There will always be new things to learn about your hair. In the process, you learn a lot about yourself. You also learn a lot about the people in your life. I guess the bottom line is you have to be prepared to be different, stand out, get looks and stares from strangers. But that’s ok. It builds confidence, especially if you are a person who is shy and does not like to be the center of attention. Ok, so on to what I really wanted to share with you. This is an article I read by Djehuty Ma’at-Ra of DHerbs.com. It’s pretty cool and addresses African American history, texture, products, hair science, self esteem, consumerism and more. It’s long but I thought it was interesting to read, even after 10 years of being natural. I really think it is a positive piece for those interested in reshaping their thinking and that applies to anyone, no matter how long the journey. I DON’T AGREE WITH EVERYTHING HE SAYS but overall I like the main points. So click here to get to the article. Here are some highlights:
“Basically, without being made conscious of the texture of their hair as being some wicked curse stemming from the fictitious Biblical Ham character, or some mark of sin placed on Africans from God Almighty, or a defect on God’s part while making the African, Africans/African-Americans would not have the hang-ups on their hair (and other facial characteristics and physical anomalies, e.g. dark skin, broad nose, thick and protruding lips, large posterior or butt) that many of them have today which has led to the exploitation of such sentiment with the creation of a hair care industry that reaps hundreds of millions of dollars that don’t see any of that money returning to the communities where most Black women live in the form of beauty school scholarships and inner city beauty pageants.”

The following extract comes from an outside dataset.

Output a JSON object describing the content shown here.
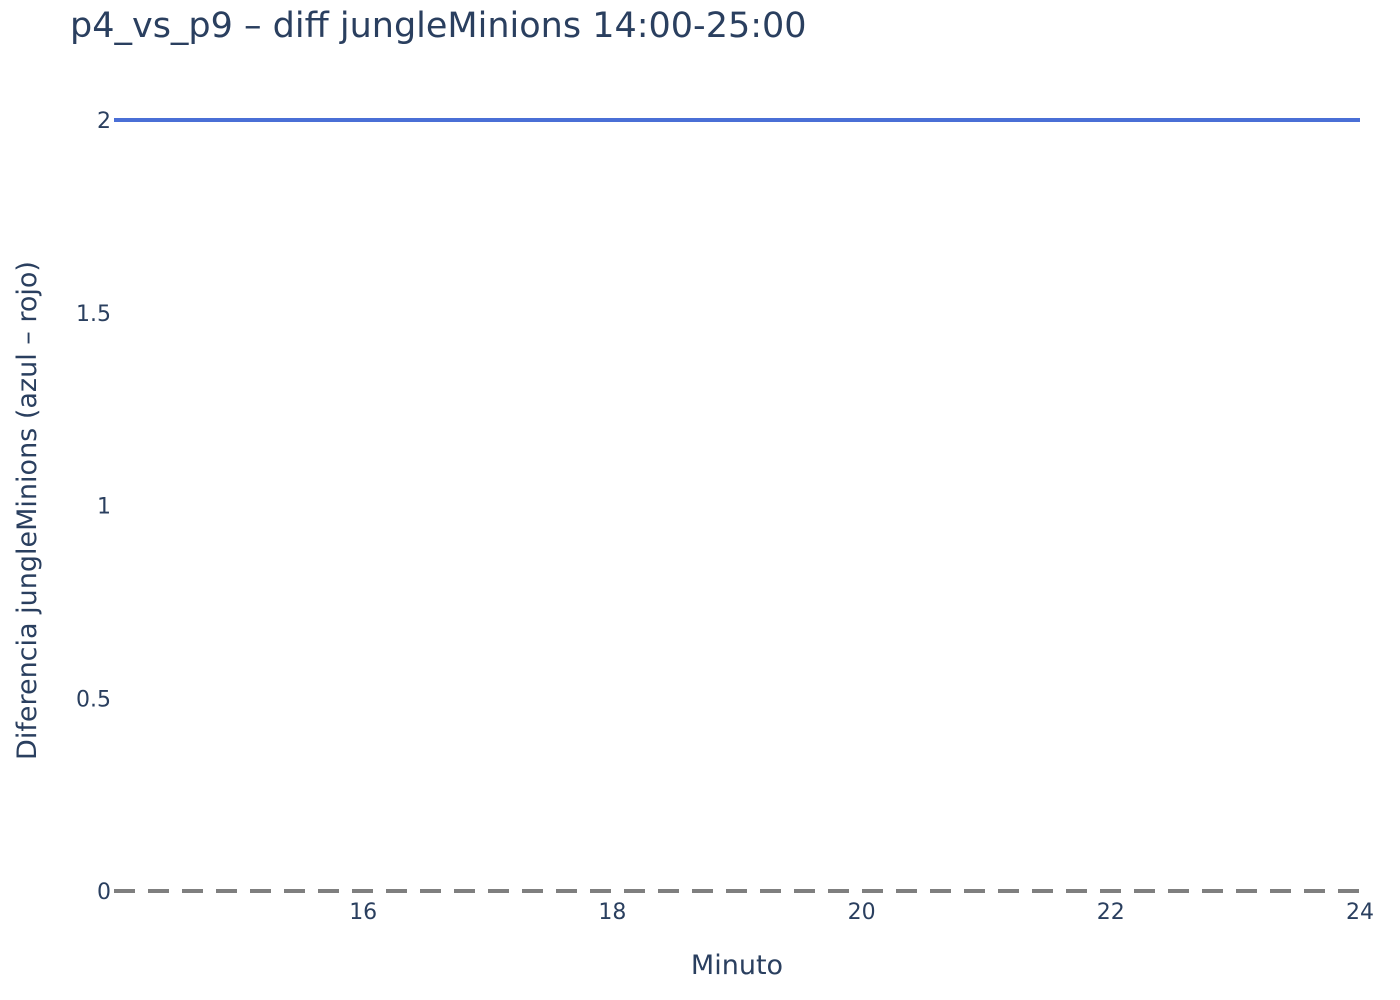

“African hair is manageable depending upon our diet, how we feel about ourselves (including our hair) or self-image, and our thinking or thoughts. This is something I have discovered through personal experience.”
“Black people (and every other race of people, for that matter) – ACCEPT YOUR OWN and BE YOURSELF! God made you perfect just the way you are. All you have to do is just take care of (maintain) what you have.”